Das international hochaktuelle Konzept der Ökosystemdienstleistungen (ÖSD) zielt darauf ab, den vielfachen Nutzen der biologischen Vielfalt und intakter Ökosysteme aufzuzeigen und in marktwirtschaftlich orientierte Entscheidungsprozesse einzubeziehen. Dadurch besteht die Chance, dass die ökologischen Leistungen bzw. Gratis-Naturkräfte erhalten bleiben und der fortschreitenden Verschlechterung der natürlichen Lebensbedingungen durch Überbeanspruchung entgegen gewirkt wird. Die ÖSD bieten einen interessanten Denkansatz und handlungsorientierten Rahmen. Das Konzept vermag Entscheidungsprozesse in Wirtschaft und Gesellschaft maßgeblich zu bereichern, indem die Leistungen der Ökosysteme transparent für Wirtschaft, Politik und Öffentlichkeit vermittelt werden.
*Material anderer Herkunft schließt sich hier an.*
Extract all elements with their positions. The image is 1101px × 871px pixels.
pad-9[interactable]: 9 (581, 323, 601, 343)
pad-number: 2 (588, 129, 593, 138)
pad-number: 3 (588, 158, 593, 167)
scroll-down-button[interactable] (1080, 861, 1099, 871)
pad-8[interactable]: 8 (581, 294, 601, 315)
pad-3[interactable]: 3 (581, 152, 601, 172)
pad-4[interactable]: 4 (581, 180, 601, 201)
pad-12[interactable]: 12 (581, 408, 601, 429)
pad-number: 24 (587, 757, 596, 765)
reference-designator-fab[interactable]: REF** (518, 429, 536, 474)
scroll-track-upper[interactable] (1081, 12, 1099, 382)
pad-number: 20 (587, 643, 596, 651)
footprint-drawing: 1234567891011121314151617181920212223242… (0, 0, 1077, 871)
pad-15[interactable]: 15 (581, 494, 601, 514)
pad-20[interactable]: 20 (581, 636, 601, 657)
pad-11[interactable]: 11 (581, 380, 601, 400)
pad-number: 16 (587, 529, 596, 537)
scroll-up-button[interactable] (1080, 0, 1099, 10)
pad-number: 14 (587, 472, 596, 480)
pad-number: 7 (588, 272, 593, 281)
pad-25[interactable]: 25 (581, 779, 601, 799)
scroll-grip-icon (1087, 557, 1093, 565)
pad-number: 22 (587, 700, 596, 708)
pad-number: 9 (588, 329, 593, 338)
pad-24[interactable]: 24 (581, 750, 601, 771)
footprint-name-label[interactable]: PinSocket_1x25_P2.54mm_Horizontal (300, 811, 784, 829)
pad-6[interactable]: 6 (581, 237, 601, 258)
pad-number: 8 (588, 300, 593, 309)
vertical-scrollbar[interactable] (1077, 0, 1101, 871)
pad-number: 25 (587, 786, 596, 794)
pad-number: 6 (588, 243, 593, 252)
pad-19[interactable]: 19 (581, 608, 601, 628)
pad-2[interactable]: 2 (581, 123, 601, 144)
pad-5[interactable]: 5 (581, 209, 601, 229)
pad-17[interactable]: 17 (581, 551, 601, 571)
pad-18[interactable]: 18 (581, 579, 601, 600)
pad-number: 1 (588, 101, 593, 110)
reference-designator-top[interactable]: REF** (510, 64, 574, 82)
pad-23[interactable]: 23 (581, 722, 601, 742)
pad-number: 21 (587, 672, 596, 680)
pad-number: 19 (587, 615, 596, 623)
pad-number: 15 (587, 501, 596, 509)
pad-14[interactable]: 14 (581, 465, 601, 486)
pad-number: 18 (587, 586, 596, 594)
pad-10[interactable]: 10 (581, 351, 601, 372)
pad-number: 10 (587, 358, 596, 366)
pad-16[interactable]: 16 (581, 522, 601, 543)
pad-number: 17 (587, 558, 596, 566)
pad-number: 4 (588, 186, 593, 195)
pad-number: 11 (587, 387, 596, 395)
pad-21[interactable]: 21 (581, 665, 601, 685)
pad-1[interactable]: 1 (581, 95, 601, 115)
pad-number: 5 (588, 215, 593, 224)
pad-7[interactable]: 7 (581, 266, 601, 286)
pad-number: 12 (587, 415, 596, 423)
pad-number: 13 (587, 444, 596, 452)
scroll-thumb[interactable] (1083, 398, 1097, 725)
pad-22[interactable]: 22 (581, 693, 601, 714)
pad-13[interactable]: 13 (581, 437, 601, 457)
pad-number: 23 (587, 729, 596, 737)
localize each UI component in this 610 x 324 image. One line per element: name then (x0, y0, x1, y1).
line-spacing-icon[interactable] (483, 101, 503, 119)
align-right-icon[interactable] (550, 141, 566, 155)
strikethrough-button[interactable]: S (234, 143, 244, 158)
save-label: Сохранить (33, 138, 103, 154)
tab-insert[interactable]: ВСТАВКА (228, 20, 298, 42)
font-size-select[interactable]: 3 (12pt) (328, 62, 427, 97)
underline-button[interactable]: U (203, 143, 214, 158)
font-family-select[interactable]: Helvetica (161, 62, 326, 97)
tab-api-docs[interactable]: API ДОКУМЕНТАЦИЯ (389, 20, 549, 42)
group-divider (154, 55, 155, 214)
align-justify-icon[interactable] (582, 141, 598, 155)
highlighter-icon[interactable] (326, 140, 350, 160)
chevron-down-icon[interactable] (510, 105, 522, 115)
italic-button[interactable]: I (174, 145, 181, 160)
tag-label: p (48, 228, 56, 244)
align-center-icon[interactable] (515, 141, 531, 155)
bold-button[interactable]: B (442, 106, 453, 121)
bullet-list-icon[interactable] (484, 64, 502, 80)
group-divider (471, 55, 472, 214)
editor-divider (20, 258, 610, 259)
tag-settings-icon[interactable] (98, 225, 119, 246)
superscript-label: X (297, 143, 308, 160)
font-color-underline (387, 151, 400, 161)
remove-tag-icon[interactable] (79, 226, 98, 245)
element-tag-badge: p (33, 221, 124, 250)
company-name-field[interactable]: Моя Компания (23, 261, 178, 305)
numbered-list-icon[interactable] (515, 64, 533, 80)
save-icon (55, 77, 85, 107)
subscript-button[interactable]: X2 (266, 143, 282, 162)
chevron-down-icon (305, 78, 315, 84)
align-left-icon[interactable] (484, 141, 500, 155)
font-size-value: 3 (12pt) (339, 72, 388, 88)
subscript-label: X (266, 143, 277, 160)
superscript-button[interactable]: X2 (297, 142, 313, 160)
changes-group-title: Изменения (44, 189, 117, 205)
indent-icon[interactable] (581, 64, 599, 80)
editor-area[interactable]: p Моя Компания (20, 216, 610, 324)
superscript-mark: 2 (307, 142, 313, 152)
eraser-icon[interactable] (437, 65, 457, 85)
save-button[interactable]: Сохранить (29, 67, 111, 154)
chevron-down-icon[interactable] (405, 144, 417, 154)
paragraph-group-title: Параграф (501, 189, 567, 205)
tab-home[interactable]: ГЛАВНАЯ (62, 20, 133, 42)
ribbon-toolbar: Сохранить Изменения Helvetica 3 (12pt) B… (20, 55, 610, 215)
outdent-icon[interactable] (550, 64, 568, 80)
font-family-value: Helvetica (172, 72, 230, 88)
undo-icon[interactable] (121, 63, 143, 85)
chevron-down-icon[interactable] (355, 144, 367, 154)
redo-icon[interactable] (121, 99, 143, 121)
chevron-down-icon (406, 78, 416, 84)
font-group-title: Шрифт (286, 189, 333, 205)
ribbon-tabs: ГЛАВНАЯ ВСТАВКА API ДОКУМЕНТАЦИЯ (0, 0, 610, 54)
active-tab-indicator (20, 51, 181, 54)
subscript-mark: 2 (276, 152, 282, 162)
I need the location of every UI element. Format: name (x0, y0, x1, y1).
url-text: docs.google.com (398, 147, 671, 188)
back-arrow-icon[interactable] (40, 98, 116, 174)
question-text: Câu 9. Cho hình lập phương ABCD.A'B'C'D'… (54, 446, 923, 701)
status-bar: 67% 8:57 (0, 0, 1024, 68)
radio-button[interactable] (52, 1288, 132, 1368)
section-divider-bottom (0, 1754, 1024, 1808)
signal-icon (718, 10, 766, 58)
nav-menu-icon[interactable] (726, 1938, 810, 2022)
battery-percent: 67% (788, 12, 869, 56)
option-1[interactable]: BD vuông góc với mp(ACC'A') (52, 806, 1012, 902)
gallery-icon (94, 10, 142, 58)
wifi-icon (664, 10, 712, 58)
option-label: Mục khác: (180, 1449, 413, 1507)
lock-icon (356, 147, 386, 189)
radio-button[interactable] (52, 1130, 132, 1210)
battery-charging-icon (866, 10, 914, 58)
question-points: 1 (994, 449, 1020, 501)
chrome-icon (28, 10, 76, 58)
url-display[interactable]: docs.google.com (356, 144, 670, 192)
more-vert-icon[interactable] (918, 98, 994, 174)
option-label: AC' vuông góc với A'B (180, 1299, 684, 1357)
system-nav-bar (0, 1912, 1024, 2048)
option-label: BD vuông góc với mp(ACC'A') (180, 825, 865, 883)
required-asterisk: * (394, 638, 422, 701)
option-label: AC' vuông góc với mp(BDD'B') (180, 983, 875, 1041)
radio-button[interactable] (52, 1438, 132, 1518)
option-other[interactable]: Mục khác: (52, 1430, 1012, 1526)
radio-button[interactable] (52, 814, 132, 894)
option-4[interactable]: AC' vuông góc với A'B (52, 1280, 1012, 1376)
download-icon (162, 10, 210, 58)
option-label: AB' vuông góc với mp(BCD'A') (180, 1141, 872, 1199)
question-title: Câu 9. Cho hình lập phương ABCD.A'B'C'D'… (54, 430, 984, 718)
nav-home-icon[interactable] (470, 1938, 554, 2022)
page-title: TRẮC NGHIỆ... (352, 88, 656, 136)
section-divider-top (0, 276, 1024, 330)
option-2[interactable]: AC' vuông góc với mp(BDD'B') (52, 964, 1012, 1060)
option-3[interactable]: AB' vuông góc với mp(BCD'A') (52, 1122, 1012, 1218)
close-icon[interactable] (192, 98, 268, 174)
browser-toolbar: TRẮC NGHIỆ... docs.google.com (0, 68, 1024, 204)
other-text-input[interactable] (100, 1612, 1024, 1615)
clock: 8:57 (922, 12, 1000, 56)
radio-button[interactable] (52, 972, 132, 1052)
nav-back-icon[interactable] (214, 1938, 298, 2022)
Die Attraktivität des Ökosystemdienstleistungs-Ansatzes fußt auf ihrem integrativen, inter- und transdisziplinären Charakter sowie auf der Verbindung von Umwelt- und sozio-ökonomischen Konzepten. Ökosystemdienstleistungen bilden die Schnittstelle zwischen Ökosystemen und menschlichem Wohlbefinden. Die hohe Politikrelevanz von Ökosystemdienstleistungen kommt u.a. im weltweiten Millennium Ecosystem Assessment (2005) sowie in der internationalen TEEB-Studie (The Economics of Ecosystems and Biodiversity - 2010) und in zahlreichen, mittlerweile initiierten nationalen TEEB-Prozessen zum Ausdruck.

Beispiele für Ökosystemdienstleistungen (ÖSD):

Versorgungs-ÖSD

  • Bereitstellung pflanzlicher Biomasse als Nahrungs- und Futtermittel sowie als Industrierohstoff und Energiequelle
  • Bereitstellung von Wasser (Trink- und Brauchwasser aus Oberflächengewässern und Grundwasser)

Regulations-ÖSD

  • Aufrechterhaltung der natürlichen Bodenfruchtbarkeit: Bodenbildung, Bodenschutz vor Erosion Vernässung, Austrocknung, Verdichtung
  • Wasserrückhalt, Abflussausgleich, Hochwasservermeidung
  • Leistungen zum Klimaschutz: Kohlenstofffixierung
  • Erhaltung der Arten- und Formenmannigfaltigkeit (Biodiversität)
  • Bestäubung von Wild- und Kulturpflanzen

Sozio-kulturelle ÖSD

  • Bereitstellung annehmbarer / attraktiver Wohn- und Lebensbedingungen, ästhetische Werte (Landschaftsbild)
  • Gelegenheiten für Erholung und Tourismus
  • Inspiration zu Kultur, Kunst, Design
  • (Bio-)Indikation von Umweltzuständen

Besonderheiten des Ost-Erzgebirges

Ökosystemdienstleistungen sind nicht an unberührte Natur gebunden, sondern werden auch durch vom Menschen veränderte Ökosysteme bereitgestellt, wie sie in den Kulturlandschaften Mitteleuropas vielfach vorherrschen, so auch im   (Ost-)Erzgebirge. Hier ist unter den spezifischen Naturbedingungen und der jahrhundertelangen wirtschaftlichen Nutzung eine einzigartige Kulturlandschaft entstanden, mit zahlreichen charakteristischen Biotopen bzw. Ökosystemen (u.a. Bergwiesen, Steinrücken, Moore, Wälder unterschiedlichen Natürlichkeitsgrades). Diese erbringen vielfältige Dienstleistungen, die sowohl der einheimischen Bevölkerung beiderseits der deutsch-tschechischen Grenze als auch den Bewohnern angrenzender Gebiete zu Gute kommen. Insbesondere die Freizeit- und Tourismuswirtschaft profitiert von einem strukturreichen, ästhetisch ansprechenden Landschaftsbild, das durch das Zusammenspiel von Bergen und Tälern, Wäldern, Bergwiesen und Gewässern ebenso wie von den charakteristischen Siedlungsformen und Baustilen (Waldhufendörfer, Streusiedlungen) geprägt wird.